We weren’t expecting news like this. To us; my husband, our two sons, and myself, she was our perfect little angel and did not show any signs of something not being normal – except for a boney ridge on her forehead. At that point, we were not sure what the future would hold for Brynn or the rest of our family. I even remember contemplating if I would paint anymore. I had had my own business, faux finishing and doing murals for 4 years now and pretty much worked painting full time. I didn’t know what care she would need. I didn’t know if mentally or physically I could handle this. I called my Mom and told her I didn’t think I would paint anymore, and she said, “I don’t think that is a good idea – I think you need to paint”. Those are some of the best words I’ve heard to date.
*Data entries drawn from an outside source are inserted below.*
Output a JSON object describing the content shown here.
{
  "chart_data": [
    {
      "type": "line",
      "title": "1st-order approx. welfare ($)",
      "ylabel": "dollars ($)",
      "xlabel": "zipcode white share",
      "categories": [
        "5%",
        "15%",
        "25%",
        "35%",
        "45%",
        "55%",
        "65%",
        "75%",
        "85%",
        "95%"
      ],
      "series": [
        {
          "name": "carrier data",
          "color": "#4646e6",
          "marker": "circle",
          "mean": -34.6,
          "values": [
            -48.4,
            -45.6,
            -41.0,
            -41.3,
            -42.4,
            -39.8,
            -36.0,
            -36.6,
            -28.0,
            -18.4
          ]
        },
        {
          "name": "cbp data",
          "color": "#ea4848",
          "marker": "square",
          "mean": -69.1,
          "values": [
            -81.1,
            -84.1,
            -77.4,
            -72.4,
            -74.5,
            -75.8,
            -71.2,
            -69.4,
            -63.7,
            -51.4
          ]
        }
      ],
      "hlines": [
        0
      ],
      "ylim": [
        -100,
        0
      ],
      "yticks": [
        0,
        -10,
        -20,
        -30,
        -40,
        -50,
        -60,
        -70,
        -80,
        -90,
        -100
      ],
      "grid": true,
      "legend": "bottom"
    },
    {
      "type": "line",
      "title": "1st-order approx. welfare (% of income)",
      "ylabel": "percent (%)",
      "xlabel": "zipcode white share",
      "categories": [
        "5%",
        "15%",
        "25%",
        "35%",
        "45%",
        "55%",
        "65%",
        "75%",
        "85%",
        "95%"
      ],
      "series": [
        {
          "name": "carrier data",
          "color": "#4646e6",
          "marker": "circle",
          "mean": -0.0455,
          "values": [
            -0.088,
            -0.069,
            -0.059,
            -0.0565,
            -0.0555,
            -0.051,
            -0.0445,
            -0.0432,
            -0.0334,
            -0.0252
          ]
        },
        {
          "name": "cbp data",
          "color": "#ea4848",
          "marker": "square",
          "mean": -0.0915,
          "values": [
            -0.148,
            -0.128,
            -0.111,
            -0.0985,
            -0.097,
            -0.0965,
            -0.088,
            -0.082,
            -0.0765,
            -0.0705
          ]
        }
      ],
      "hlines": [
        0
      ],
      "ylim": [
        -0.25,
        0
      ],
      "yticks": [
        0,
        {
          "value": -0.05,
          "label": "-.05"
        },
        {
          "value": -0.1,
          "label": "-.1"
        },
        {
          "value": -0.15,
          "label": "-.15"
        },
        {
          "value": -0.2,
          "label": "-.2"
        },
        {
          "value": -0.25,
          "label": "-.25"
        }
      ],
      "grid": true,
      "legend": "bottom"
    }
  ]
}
About five years ago I was asked to do a painting for a cookbook cover to raise money for the 9p Monosomy organization. I did several renderings and they chose one that was a plate of cookies and a coffee mug with a 9p- in a heart on the mug. I had also done a rendering of just a large heart with the letters 9p- inside the heart. I loved the colored pencil drawing so much and the thought behind it that I started a series of paintings for her. I used to get so many comments on how beautiful the hearts were that I decided to paint them without the 9p- letters. I sold the first one three years ago at an art show. I sell them in a gallery in Tampa, been commissioned to do them and I’ve been featured on TV painting them. It is so hard to describe – I love painting and I love doing murals, but when I paint the hearts, they come from a place deep inside that none of my other paintings can touch. It has been an amazing experience. Not just the paintings, but the journey of my daughter.
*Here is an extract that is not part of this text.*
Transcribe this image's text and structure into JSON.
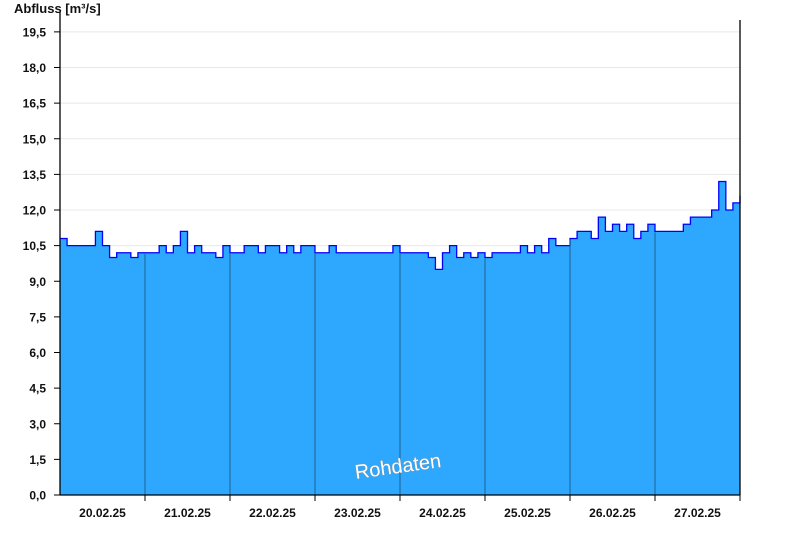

My daughter turned 7 years old in May and has amazed us all. She has undergone many surgeries, (some major, some minor) in her few years, but has far exceeded the expectations that anyone had told us. She is so full of love and hope and joy. She can bring a smile to your face on the worst of days. She is one of the happiest children I know and she touches people in a very special way. She can really make you appreciate the things that are truly important in life.

They say God only gives you what you can handle. I think we all look back at our lives and think we’ve made some mistakes, some poor choices, wish we would have done things differently, etc….but since I’ve had her, all I can think is that I must have done something really right to have been chosen to be blessed with her.